Bank Indonesia mendefeinisikan inflasi inti sebagai komponen inflasi yang cenderung menetap atau persisten di dalam pergerakan inflasi dan dipengaruhi oleh faktor fundamental
seperti interaksi permintaan-penawaran, lingkungan eskternal seperti nilai tukar, harga komoditi internasional, termasuk inflasi mitra dagang, dan ekspektasi inflasi dari pedagang dan konsumen.
Sejak pandemi Covid-19 dinyatakan masuk ke Indonesia di bulan Maret 2020, inflasi inti terus mengalami kecenderungan
tren menurun meskipun sempat bangkit di bulan Agustus 2020, inflasi inti kembali merosot di bulan September 2020.
Inflasi inti yang tetap rendah selama beberapa bulan terakhir diduga sebagai sinyal dari pasar domestik yang masih rentan.

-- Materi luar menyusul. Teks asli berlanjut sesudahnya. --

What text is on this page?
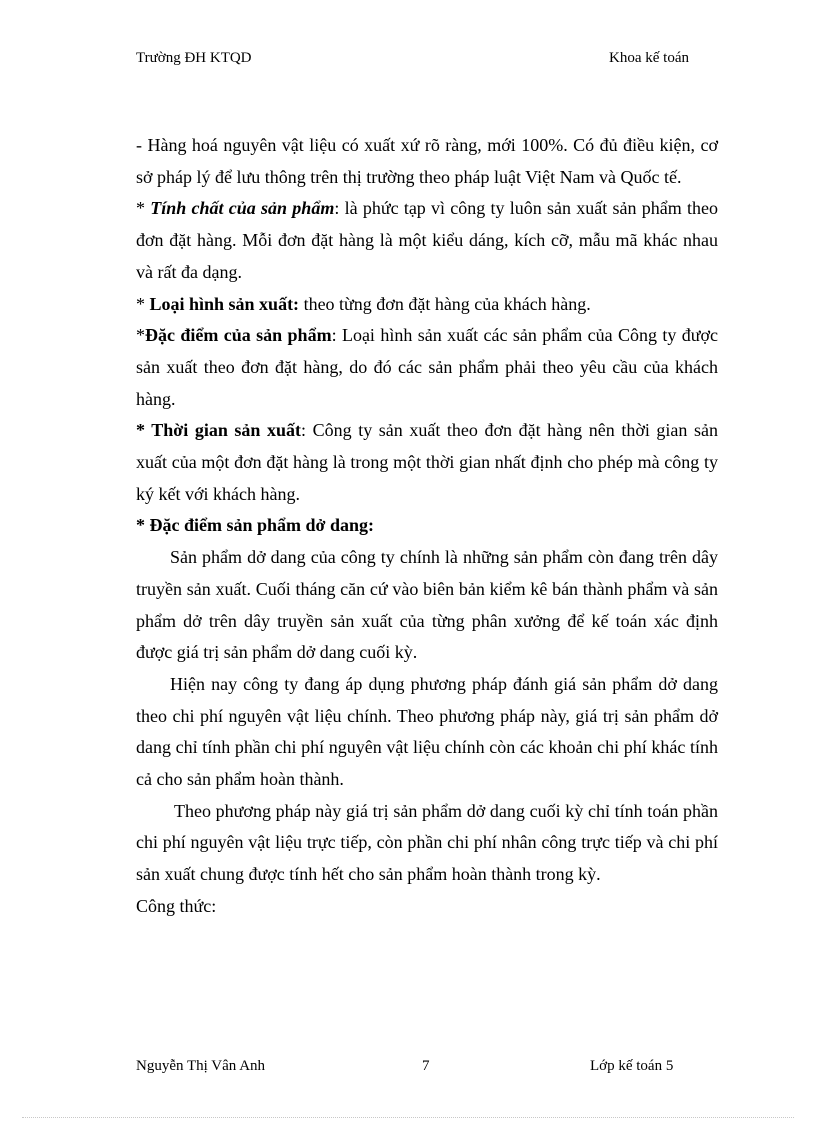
Trường ĐH KTQD	Khoa kế toán

- Hàng hoá nguyên vật liệu có xuất xứ rõ ràng, mới 100%. Có đủ điều kiện, cơ sở pháp lý để lưu thông trên thị trường theo pháp luật Việt Nam và Quốc tế.

* Tính chất của sản phẩm: là phức tạp vì công ty luôn sản xuất sản phẩm theo đơn đặt hàng. Mỗi đơn đặt hàng là một kiểu dáng, kích cỡ, mẫu mã khác nhau và rất đa dạng.

* Loại hình sản xuất: theo từng đơn đặt hàng của khách hàng.

*Đặc điểm của sản phẩm: Loại hình sản xuất các sản phẩm của Công ty được sản xuất theo đơn đặt hàng, do đó các sản phẩm phải theo yêu cầu của khách hàng.

* Thời gian sản xuất: Công ty sản xuất theo đơn đặt hàng nên thời gian sản xuất của một đơn đặt hàng là trong một thời gian nhất định cho phép mà công ty ký kết với khách hàng.

* Đặc điểm sản phẩm dở dang:

Sản phẩm dở dang của công ty chính là những sản phẩm còn đang trên dây truyền sản xuất. Cuối tháng căn cứ vào biên bản kiểm kê bán thành phẩm và sản phẩm dở trên dây truyền sản xuất của từng phân xưởng để kế toán xác định được giá trị sản phẩm dở dang cuối kỳ.

Hiện nay công ty đang áp dụng phương pháp đánh giá sản phẩm dở dang theo chi phí nguyên vật liệu chính. Theo phương pháp này, giá trị sản phẩm dở dang chỉ tính phần chi phí nguyên vật liệu chính còn các khoản chi phí khác tính cả cho sản phẩm hoàn thành.

Theo phương pháp này giá trị sản phẩm dở dang cuối kỳ chỉ tính toán phần chi phí nguyên vật liệu trực tiếp, còn phần chi phí nhân công trực tiếp và chi phí sản xuất chung được tính hết cho sản phẩm hoàn thành trong kỳ.

Công thức:

Nguyễn Thị Vân Anh	7	Lớp kế toán 5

Dilansir dari investor.id, pernyataan senada juga disampaikan oleh Kepala BPS Suhariyanto yang menjelaskan bahwa secara kuantitas dari sisi penawaran di pasar cukup, namun dari sisi permintaan nampaknya daya beli masyarakat masih rendah.
Inflasi inti yang mengalami kenaikan adalah uang kuliah akademi dan perguruan tinggi dan tercatat menyumbang sebesar 0,03 persen kepada inflasi.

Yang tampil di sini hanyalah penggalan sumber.